Pero, con estos malos tiempos que corren para la lírica, no estamos para
aventuras, transformaciones y cambios... En tiempo de tribulación, no hacer
mudanza, decía Ignacio de Loyola. Pues eso. Pero sí que necesito pequeños
cambios en mi vida, para sentir que me renuevo, que me reinvento como las
artistas. Por ejemplo, me sugiero ir a la pelu, comprarme complementos que no
encarecen demasiado el vestuario y te dan otro aire, un maquillaje más
primaveral y suave que sino me avejento, una lectura diferente, más intimista,
un cine intelectual pero con humor, un poco de color en la cara y gafas nuevas.
Hacer
algo útil, como ir a una cena solidaria del colegio de tus niños, hablar con
alguna amiga, -al menos por teléfono, porque ya quedar es como hacer una
"gymcana"-. No hay tiempo, ni siquiera para uno mismo. Por eso, lecciones como
la que me dio Ede en el blog de la semana pasada, de echar la tarde con su hija
la menor, son para tener muy en cuenta.
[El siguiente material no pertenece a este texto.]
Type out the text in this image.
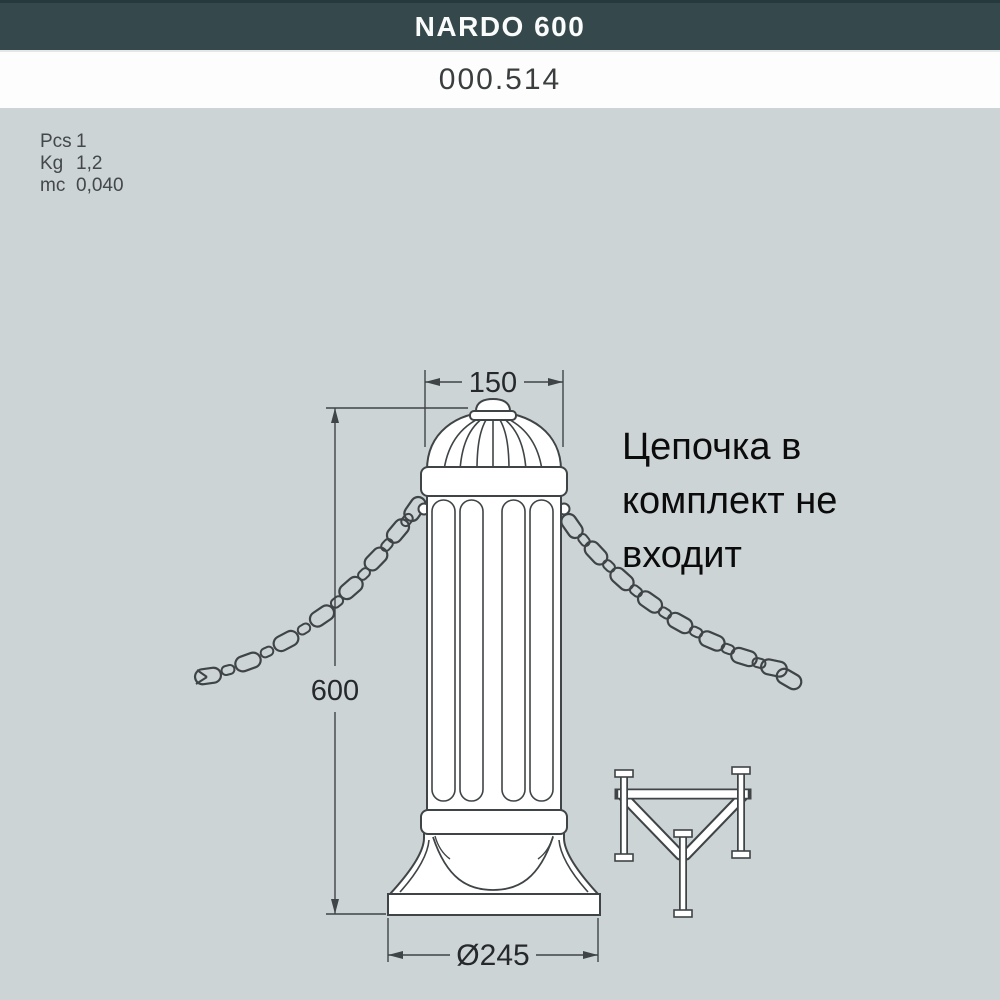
NARDO 600
000.514
Pcs 1
Kg 1,2
mc 0,040
150
600
Ø245
Цепочка в
комплект не
входит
Al fin y al cabo, parar con alguien que
quieres, disfrutar de ese momento es lo más gratificante que hay. Das y recibes
en dosis inconmensurables. Por eso, esta semana además de los pequeños cambios
de look, voy a practicar el "disfruting" o paseo con carmencita a mi manera y
con mi carmencita o carmencito.
Siento
mucho terminar con una mala noticia de una gran amiga de Córdoba que se registró
en Demadres sin ser madre. Murió este fin de semana repentinamente
de una meningitis. Era la única niña de cuatro hermanos. Su padre, viudo, debe
estar roto. Quiero recordarlos desde éste mi rinconcito. Un beso
enorme Chari.
Como
nos vamos así, sin avisar, yo por si acaso, me despido con mucho amor. Hasta la
semana que viene. Sed lo más felices que podáis.